Hi there. You describe a feeling that is all too familiar. First, I want to tell you that I think you have guts for trying therapy of any kind. The time that you most need help is the time that you are least capable of reaching out.
Your first question about what medications have made me feel human again is complicated. I've been depressed for close to forty years, but there are complications that have gotten in the way of a cure. As a late teen into my early twenties, several medications were tried on me. MAOIs, Melarill and countless others. All made me none functional. I was either vomiting, hallucinating, or unable to get off the floor because the drugs dropped my blood pressure so low. In my late thirties, the newer anti-depressants were tried, not for depression, but for chronic, uncontrollable migraines. (A side effect of many of those drugs is that at low doses, patients report fewer migraines). Even at less than therapeutic doses, I was on the floor again. So, to answer that question, I can't rely on medications to make me feel human.

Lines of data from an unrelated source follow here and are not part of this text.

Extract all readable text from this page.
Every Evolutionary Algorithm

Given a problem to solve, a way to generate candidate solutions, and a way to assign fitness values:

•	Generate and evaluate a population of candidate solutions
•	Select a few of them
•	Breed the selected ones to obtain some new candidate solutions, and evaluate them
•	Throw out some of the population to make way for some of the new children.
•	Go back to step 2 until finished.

That being said, I have clients who have told me that they felt much better on various anti-depressants, and that it took a while to kick in, but once it did, they were functional again. The odds are good enough that if you aren't bowled over by side effects, go for it.
DO I EVER REGAIN INTERST IN THINGS I USED TO LIKE?
Sometimes. I"ll admit that it is a real struggle, especially getting started. My animals help me more than anything. My shepherd stands by me 24-7, and forces me to get out walking. Watching him enjoy the walks so much gives me some happiness. Before the migraines cut my work back to 15 hours a week, I was able to fullfill a dream of having a couple of horses. Once I could no longer work as much, a very good friend refused to let me sell them, so they push me to get out to them, interact with them and ride. As far as normal interests, its pretty bleak.
Your final question, I really can't answer because I'm not on anti-depressants. Just medications to try and control pain. (The side effect of those is lethargy and depression). Depending on why you are depressed, ie a specific incident or chemical imbalance, I think there is a chance to regain a good quality of life. You have to want it, work for it and accept that every day is not going to be great. As long as you are alive, there is hope.